Mathematics, he acknowledges, can help economists to clarify their thinking and reasoning. Worst of all, it imbues economic theory with unearned empirical authority. The burden of proof is on them. Right now, however, there is widespread bias in favour of using mathematics. The success of math-heavy disciplines such as physics and chemistry has granted mathematical formulas with decisive authoritative force. Lord Kelvin, the 19th-century mathematical physicist, expressed this quantitative obsession:.
When you can measure what you are speaking about and express it in numbers you know something about it; but when you cannot measure it… in numbers, your knowledge is of a meagre and unsatisfactory kind. When the presumptions or conclusions of a scientific theory are absurd or simply false, the theory ought to be questioned and, eventually, rejected.
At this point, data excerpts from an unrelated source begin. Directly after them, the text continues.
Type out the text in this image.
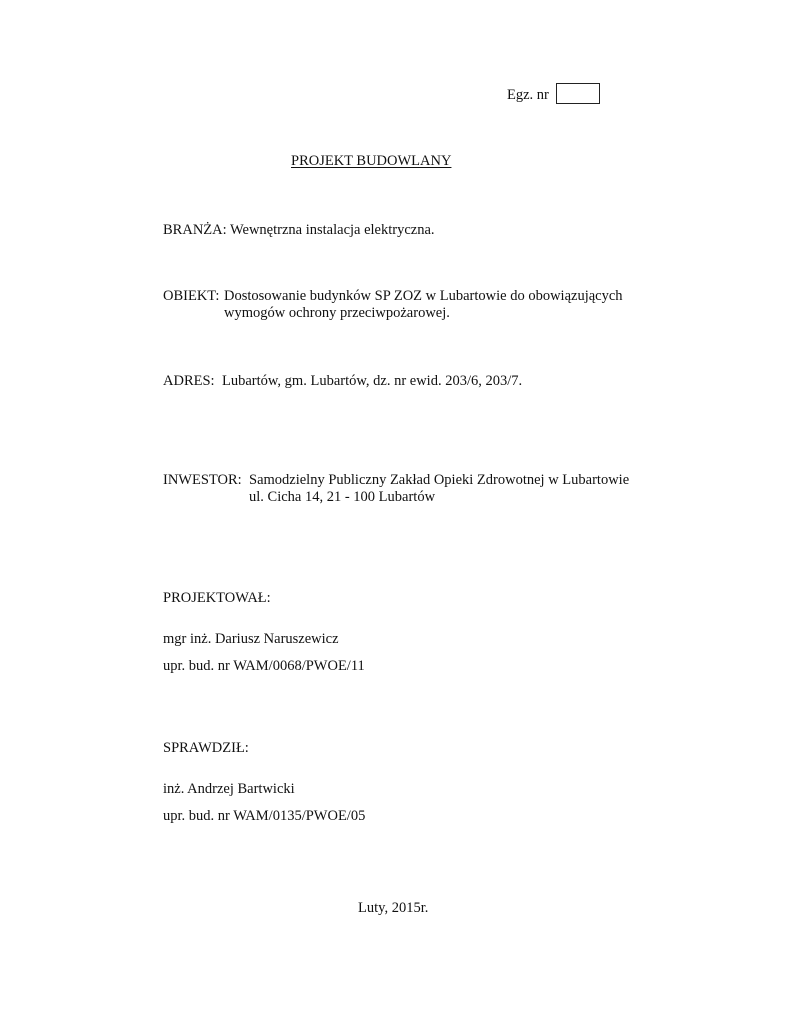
Egz. nr
PROJEKT BUDOWLANY
BRANŻA: Wewnętrzna instalacja elektryczna.
OBIEKT: Dostosowanie budynków SP ZOZ w Lubartowie do obowiązujących
wymogów ochrony przeciwpożarowej.
ADRES: Lubartów, gm. Lubartów, dz. nr ewid. 203/6, 203/7.
INWESTOR: Samodzielny Publiczny Zakład Opieki Zdrowotnej w Lubartowie
ul. Cicha 14, 21 - 100 Lubartów
PROJEKTOWAŁ:
mgr inż. Dariusz Naruszewicz
upr. bud. nr WAM/0068/PWOE/11
SPRAWDZIŁ:
inż. Andrzej Bartwicki
upr. bud. nr WAM/0135/PWOE/05
Luty, 2015r.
The discipline of economics, however, is presently so blinkered by the talismanic authority of mathematics that theories go overvalued and unchecked. Romer is not the first to elaborate the mathiness critique. After the Great Recession, the failure of economic science to protect our economy was once again impossible to ignore.
Like Romer, Pfleiderer wants economists to be transparent about this sleight of hand. The notion that an entire culture — not just a few eccentric financiers — could be bewitched by empty, extravagant theories might seem absurd. How could all those people, all that math, be mistaken?
This was my own feeling as I began investigating mathiness and the shaky foundations of modern economic science. Back then, governments invested incredible amounts of money in mathematical models of the stars.